Sur la demande de provision :
36. Le présent jugement statuant sur les demandes des requérants, la demande de provision est devenue sans objet. Il n’y a donc plus lieu de se prononcer sur la requête n° 2205387.
Sur les frais liés à l’instance :
37. Il y a lieu, dans les circonstances de l’espèce, de mettre à la charge du centre hospitalier Sud Francilien et de son assureur solidairement et de l’ONIAM, la somme de 1 200 euros chacun à verser à M. D au titre des frais exposés par eux et non compris dans les dépens.
38. En revanche, il n’y a pas lieu, de faire droit à la demande de la caisse primaire d’assurance maladie de l’Essonne sur le fondement de l’article L. 761-1 du code de justice administrative. Ses conclusions doivent être rejetées.
DECIDE :
Article 1er : Il n’y a plus lieu de statuer sur la requête n°2205387.
Article 2 : L’ONIAM est condamné à verser à M. D la somme de 131 390,23 euros assortie des intérêts au taux légal à compter du 25 mars 2022, qui seront capitalisés à compter du 25 mars 2023 ainsi qu’une rente payable trimestriellement d’un montant de 2 565 euros. Le montant de la rente, qui est payable à terme échu, sera revalorisé par application des coefficients prévus à l’article L. 434-17 du code de la sécurité sociale.
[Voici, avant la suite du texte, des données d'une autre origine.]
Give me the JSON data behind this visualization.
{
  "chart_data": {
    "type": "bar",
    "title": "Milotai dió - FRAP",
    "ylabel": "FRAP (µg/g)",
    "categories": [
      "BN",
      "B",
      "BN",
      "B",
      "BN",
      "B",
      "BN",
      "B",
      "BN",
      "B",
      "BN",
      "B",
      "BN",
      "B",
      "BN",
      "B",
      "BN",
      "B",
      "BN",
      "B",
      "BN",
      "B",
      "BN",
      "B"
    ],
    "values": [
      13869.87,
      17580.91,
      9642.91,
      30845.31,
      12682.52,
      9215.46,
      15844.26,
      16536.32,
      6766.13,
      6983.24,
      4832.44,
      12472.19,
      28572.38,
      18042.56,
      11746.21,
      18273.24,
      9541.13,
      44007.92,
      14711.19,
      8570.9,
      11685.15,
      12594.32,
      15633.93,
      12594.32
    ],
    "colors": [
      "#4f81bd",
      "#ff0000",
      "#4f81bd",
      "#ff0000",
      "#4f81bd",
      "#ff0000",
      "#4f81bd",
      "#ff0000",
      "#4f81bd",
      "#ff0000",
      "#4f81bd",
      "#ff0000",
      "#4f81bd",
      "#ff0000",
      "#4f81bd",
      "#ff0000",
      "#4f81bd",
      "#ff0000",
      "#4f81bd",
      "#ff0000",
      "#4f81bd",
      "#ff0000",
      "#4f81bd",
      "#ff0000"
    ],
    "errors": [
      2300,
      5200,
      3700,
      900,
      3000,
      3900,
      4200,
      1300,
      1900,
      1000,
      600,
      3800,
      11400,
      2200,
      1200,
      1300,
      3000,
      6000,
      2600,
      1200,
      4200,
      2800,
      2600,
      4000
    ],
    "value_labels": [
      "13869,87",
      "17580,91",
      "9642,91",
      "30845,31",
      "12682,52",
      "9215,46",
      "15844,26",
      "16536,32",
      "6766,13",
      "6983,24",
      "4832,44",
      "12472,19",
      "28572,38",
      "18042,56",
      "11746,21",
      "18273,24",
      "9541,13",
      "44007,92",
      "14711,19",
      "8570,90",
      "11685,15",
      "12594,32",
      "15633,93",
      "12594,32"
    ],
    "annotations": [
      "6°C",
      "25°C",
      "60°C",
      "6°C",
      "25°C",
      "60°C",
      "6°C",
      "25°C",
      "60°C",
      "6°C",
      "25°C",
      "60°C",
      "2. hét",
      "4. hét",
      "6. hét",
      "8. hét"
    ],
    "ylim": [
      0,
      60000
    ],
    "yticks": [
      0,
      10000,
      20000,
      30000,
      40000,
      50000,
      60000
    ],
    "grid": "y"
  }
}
Article 3 : Le centre hospitalier Sud Francilien et la CNA Hardy sont condamnés solidairement à verser à M. D la somme de 131 390,23 euros, assortie des intérêts au taux légal, à compter du 25 mars 2022, qui seront capitalisés à compter du 25 mars 2023 ainsi qu’une rente payable trimestriellement, à terme échu, d’un montant de 2 565 euros revalorisé par application des coefficients prévus à l’article L. 434-17 du code de la sécurité sociale.
Article 4 : Le centre hospitalier Sud Francilien et la CNA Hardy sont condamnés solidairement à verser à la caisse primaire d’assurance maladie de l’Essonne la somme de 10 912,25 euros, assortie des intérêts au taux légal à compter du 23 février 2023, une rente de 7 241,28 euros payable annuellement à terme échu, d’un montant de 2 565 euros revalorisé par application des coefficients prévus à l’article L. 434-17 du code de la sécurité sociale et la somme de 1 162 euros au titre de l’indemnité forfaitaire de gestion.
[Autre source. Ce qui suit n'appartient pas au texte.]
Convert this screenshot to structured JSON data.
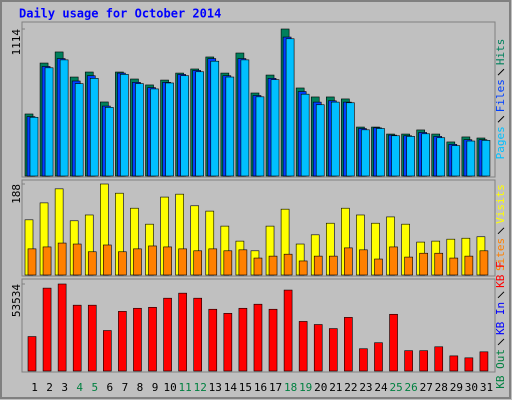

Article 5 : L’ONIAM versera une somme de 1 200 euros à M. D sur le fondement de l’article L. 761-1 du code de justice administrative.
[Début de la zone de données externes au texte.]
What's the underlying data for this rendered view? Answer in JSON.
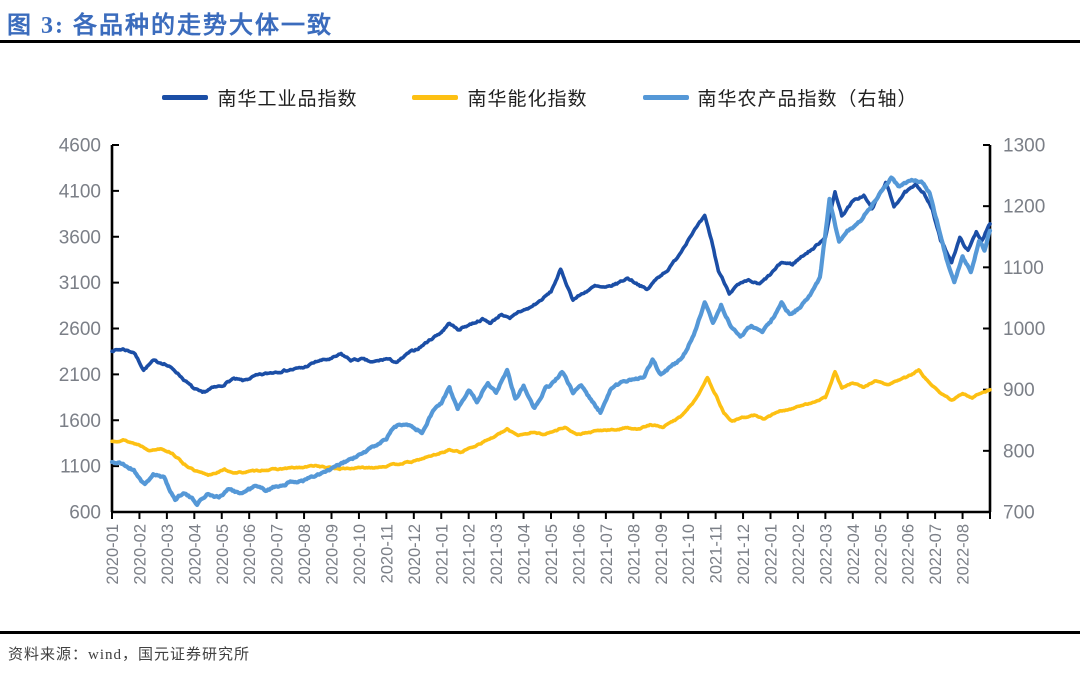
{
  "title": "图 3: 各品种的走势大体一致",
  "source_note": "资料来源：wind，国元证券研究所",
  "colors": {
    "title": "#3b6cbd",
    "rule": "#000000",
    "axis_line": "#000000",
    "axis_label": "#7b7f87",
    "legend_text": "#1f1f1f",
    "source_text": "#404040"
  },
  "chart_data": {
    "type": "line",
    "title": "",
    "legend_position": "top",
    "grid": false,
    "x_tick_labels": [
      "2020-01",
      "2020-02",
      "2020-03",
      "2020-04",
      "2020-05",
      "2020-06",
      "2020-07",
      "2020-08",
      "2020-09",
      "2020-10",
      "2020-11",
      "2020-12",
      "2021-01",
      "2021-02",
      "2021-03",
      "2021-04",
      "2021-05",
      "2021-06",
      "2021-07",
      "2021-08",
      "2021-09",
      "2021-10",
      "2021-11",
      "2021-12",
      "2022-01",
      "2022-02",
      "2022-03",
      "2022-04",
      "2022-05",
      "2022-06",
      "2022-07",
      "2022-08"
    ],
    "left_axis": {
      "min": 600,
      "max": 4600,
      "step": 500,
      "ticks": [
        4600,
        4100,
        3600,
        3100,
        2600,
        2100,
        1600,
        1100,
        600
      ]
    },
    "right_axis": {
      "min": 700,
      "max": 1300,
      "step": 100,
      "ticks": [
        1300,
        1200,
        1100,
        1000,
        900,
        800,
        700
      ]
    },
    "series": [
      {
        "name": "南华工业品指数",
        "axis": "left",
        "color": "#1b4ea6",
        "width": 3.6,
        "noise": 16,
        "seed": 7,
        "anchors": [
          [
            0,
            2360
          ],
          [
            0.4,
            2375
          ],
          [
            0.8,
            2340
          ],
          [
            1.15,
            2150
          ],
          [
            1.5,
            2245
          ],
          [
            1.9,
            2220
          ],
          [
            2.3,
            2140
          ],
          [
            2.7,
            2020
          ],
          [
            3,
            1940
          ],
          [
            3.3,
            1895
          ],
          [
            3.6,
            1945
          ],
          [
            4,
            1975
          ],
          [
            4.4,
            2050
          ],
          [
            4.8,
            2030
          ],
          [
            5.2,
            2080
          ],
          [
            5.6,
            2105
          ],
          [
            6,
            2130
          ],
          [
            6.5,
            2150
          ],
          [
            7,
            2175
          ],
          [
            7.5,
            2245
          ],
          [
            8,
            2270
          ],
          [
            8.35,
            2320
          ],
          [
            8.7,
            2255
          ],
          [
            9.1,
            2265
          ],
          [
            9.5,
            2230
          ],
          [
            10,
            2270
          ],
          [
            10.4,
            2230
          ],
          [
            10.8,
            2330
          ],
          [
            11.2,
            2390
          ],
          [
            11.6,
            2480
          ],
          [
            12,
            2560
          ],
          [
            12.3,
            2660
          ],
          [
            12.6,
            2585
          ],
          [
            13,
            2640
          ],
          [
            13.5,
            2700
          ],
          [
            13.8,
            2660
          ],
          [
            14.2,
            2760
          ],
          [
            14.5,
            2700
          ],
          [
            14.8,
            2780
          ],
          [
            15.2,
            2820
          ],
          [
            15.6,
            2900
          ],
          [
            16,
            3000
          ],
          [
            16.35,
            3240
          ],
          [
            16.8,
            2915
          ],
          [
            17.2,
            2990
          ],
          [
            17.6,
            3060
          ],
          [
            18,
            3040
          ],
          [
            18.4,
            3090
          ],
          [
            18.8,
            3150
          ],
          [
            19.2,
            3080
          ],
          [
            19.5,
            3020
          ],
          [
            19.9,
            3160
          ],
          [
            20.3,
            3250
          ],
          [
            20.7,
            3420
          ],
          [
            21.1,
            3620
          ],
          [
            21.6,
            3820
          ],
          [
            21.85,
            3560
          ],
          [
            22.1,
            3230
          ],
          [
            22.5,
            2990
          ],
          [
            22.8,
            3070
          ],
          [
            23.2,
            3120
          ],
          [
            23.6,
            3080
          ],
          [
            24,
            3190
          ],
          [
            24.4,
            3320
          ],
          [
            24.8,
            3300
          ],
          [
            25.2,
            3400
          ],
          [
            25.6,
            3480
          ],
          [
            26,
            3600
          ],
          [
            26.35,
            4090
          ],
          [
            26.6,
            3830
          ],
          [
            27,
            3985
          ],
          [
            27.4,
            4050
          ],
          [
            27.7,
            3905
          ],
          [
            28.2,
            4190
          ],
          [
            28.5,
            3935
          ],
          [
            28.9,
            4080
          ],
          [
            29.3,
            4160
          ],
          [
            29.6,
            4080
          ],
          [
            29.9,
            3890
          ],
          [
            30.2,
            3560
          ],
          [
            30.6,
            3330
          ],
          [
            30.9,
            3585
          ],
          [
            31.2,
            3445
          ],
          [
            31.5,
            3655
          ],
          [
            31.7,
            3560
          ],
          [
            32,
            3740
          ]
        ]
      },
      {
        "name": "南华能化指数",
        "axis": "left",
        "color": "#fdc013",
        "width": 3.6,
        "noise": 11,
        "seed": 13,
        "anchors": [
          [
            0,
            1370
          ],
          [
            0.4,
            1385
          ],
          [
            1,
            1330
          ],
          [
            1.4,
            1270
          ],
          [
            1.8,
            1295
          ],
          [
            2.2,
            1240
          ],
          [
            2.6,
            1130
          ],
          [
            3,
            1050
          ],
          [
            3.5,
            1000
          ],
          [
            3.8,
            1030
          ],
          [
            4.1,
            1060
          ],
          [
            4.5,
            1025
          ],
          [
            5,
            1040
          ],
          [
            5.5,
            1058
          ],
          [
            6,
            1065
          ],
          [
            6.5,
            1080
          ],
          [
            7,
            1085
          ],
          [
            7.4,
            1108
          ],
          [
            7.8,
            1085
          ],
          [
            8.3,
            1072
          ],
          [
            9,
            1080
          ],
          [
            9.6,
            1088
          ],
          [
            10,
            1100
          ],
          [
            10.5,
            1128
          ],
          [
            11,
            1150
          ],
          [
            11.5,
            1200
          ],
          [
            12,
            1245
          ],
          [
            12.3,
            1278
          ],
          [
            12.7,
            1252
          ],
          [
            13,
            1290
          ],
          [
            13.5,
            1360
          ],
          [
            14,
            1430
          ],
          [
            14.4,
            1500
          ],
          [
            14.8,
            1440
          ],
          [
            15.3,
            1465
          ],
          [
            15.8,
            1450
          ],
          [
            16.2,
            1490
          ],
          [
            16.5,
            1528
          ],
          [
            16.9,
            1445
          ],
          [
            17.3,
            1460
          ],
          [
            17.8,
            1490
          ],
          [
            18.3,
            1494
          ],
          [
            18.8,
            1520
          ],
          [
            19.2,
            1505
          ],
          [
            19.6,
            1548
          ],
          [
            20.1,
            1527
          ],
          [
            20.7,
            1636
          ],
          [
            21.2,
            1800
          ],
          [
            21.7,
            2060
          ],
          [
            22,
            1880
          ],
          [
            22.3,
            1680
          ],
          [
            22.6,
            1588
          ],
          [
            23,
            1630
          ],
          [
            23.4,
            1655
          ],
          [
            23.8,
            1610
          ],
          [
            24.2,
            1690
          ],
          [
            24.6,
            1715
          ],
          [
            25,
            1745
          ],
          [
            25.5,
            1795
          ],
          [
            26,
            1848
          ],
          [
            26.35,
            2128
          ],
          [
            26.6,
            1952
          ],
          [
            27,
            2005
          ],
          [
            27.4,
            1958
          ],
          [
            27.8,
            2030
          ],
          [
            28.3,
            1985
          ],
          [
            28.7,
            2045
          ],
          [
            29,
            2070
          ],
          [
            29.4,
            2148
          ],
          [
            29.8,
            2000
          ],
          [
            30.2,
            1890
          ],
          [
            30.6,
            1822
          ],
          [
            31,
            1885
          ],
          [
            31.35,
            1848
          ],
          [
            31.7,
            1905
          ],
          [
            32,
            1932
          ]
        ]
      },
      {
        "name": "南华农产品指数（右轴）",
        "axis": "right",
        "color": "#5598d7",
        "width": 4.2,
        "noise": 3,
        "seed": 21,
        "anchors": [
          [
            0,
            782
          ],
          [
            0.4,
            778
          ],
          [
            0.8,
            768
          ],
          [
            1.2,
            744
          ],
          [
            1.5,
            762
          ],
          [
            1.9,
            755
          ],
          [
            2.3,
            720
          ],
          [
            2.6,
            733
          ],
          [
            3.1,
            714
          ],
          [
            3.5,
            730
          ],
          [
            3.9,
            724
          ],
          [
            4.3,
            738
          ],
          [
            4.7,
            730
          ],
          [
            5.2,
            742
          ],
          [
            5.6,
            736
          ],
          [
            6,
            742
          ],
          [
            6.5,
            748
          ],
          [
            7,
            752
          ],
          [
            7.5,
            760
          ],
          [
            8,
            770
          ],
          [
            8.5,
            782
          ],
          [
            9,
            792
          ],
          [
            9.5,
            806
          ],
          [
            10,
            820
          ],
          [
            10.3,
            840
          ],
          [
            10.7,
            846
          ],
          [
            11,
            840
          ],
          [
            11.3,
            828
          ],
          [
            11.7,
            866
          ],
          [
            12,
            878
          ],
          [
            12.3,
            902
          ],
          [
            12.6,
            868
          ],
          [
            13,
            901
          ],
          [
            13.3,
            880
          ],
          [
            13.7,
            912
          ],
          [
            14,
            896
          ],
          [
            14.4,
            932
          ],
          [
            14.7,
            885
          ],
          [
            15,
            906
          ],
          [
            15.4,
            870
          ],
          [
            15.8,
            902
          ],
          [
            16.1,
            912
          ],
          [
            16.4,
            930
          ],
          [
            16.8,
            895
          ],
          [
            17.1,
            908
          ],
          [
            17.5,
            880
          ],
          [
            17.8,
            863
          ],
          [
            18.2,
            902
          ],
          [
            18.6,
            912
          ],
          [
            19,
            918
          ],
          [
            19.4,
            922
          ],
          [
            19.7,
            948
          ],
          [
            20,
            925
          ],
          [
            20.4,
            938
          ],
          [
            20.8,
            952
          ],
          [
            21.2,
            990
          ],
          [
            21.6,
            1042
          ],
          [
            21.9,
            1010
          ],
          [
            22.2,
            1038
          ],
          [
            22.6,
            1000
          ],
          [
            22.9,
            988
          ],
          [
            23.3,
            1004
          ],
          [
            23.7,
            996
          ],
          [
            24,
            1010
          ],
          [
            24.4,
            1042
          ],
          [
            24.7,
            1022
          ],
          [
            25,
            1032
          ],
          [
            25.4,
            1052
          ],
          [
            25.8,
            1082
          ],
          [
            26.15,
            1210
          ],
          [
            26.5,
            1140
          ],
          [
            26.8,
            1158
          ],
          [
            27.2,
            1172
          ],
          [
            27.6,
            1196
          ],
          [
            28,
            1222
          ],
          [
            28.4,
            1248
          ],
          [
            28.7,
            1232
          ],
          [
            29.1,
            1243
          ],
          [
            29.5,
            1238
          ],
          [
            29.8,
            1222
          ],
          [
            30.1,
            1170
          ],
          [
            30.45,
            1108
          ],
          [
            30.7,
            1076
          ],
          [
            31,
            1117
          ],
          [
            31.3,
            1092
          ],
          [
            31.6,
            1142
          ],
          [
            31.8,
            1128
          ],
          [
            32,
            1160
          ]
        ]
      }
    ]
  }
}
Article 6 : Le centre hospitalier Sud Francilien et la CNA Hardy solidairement verseront la somme de 1 200 euros à M. D sur le fondement de l’article L. 761-1 du code de justice administrative.
Article 7 : Les conclusions de la caisse primaire d’assurance maladie de l’Essonne sur le fondement de l’article L. 761-1 du code de justice administrative sont rejetées.
Article 8 : Le surplus des conclusions de M. D est rejeté.
Article 9 : La présente ordonnance sera notifiée à M. A D, à l’ONIAM, au centre hospitalier Sud Francilien, la CNA Hardy et à la Caisse primaire d’assurance maladie de l’Essonne.
Délibéré après l’audience du 3 avril 2023, à laquelle siégeaient :
Mme Mégret, présidente,
Mme Rivet, première conseillère,
M. Gibelin, premier conseiller.
Rendu public par mise à disposition au greffe le 17 avril 2023
La présidente rapporteure,
signé
S. Mégret
L’assesseur le plus ancien,
signé
S. Rivet
La greffière,
signé
Y. Bouakkaz
La République mande et ordonne au ministre de la santé et de la prévention en ce qui la concerne ou à tous commissaires de justice à ce requis en ce qui concerne les voies de droit commun, contre les parties privées, de pourvoir à l’exécution de la présente décision.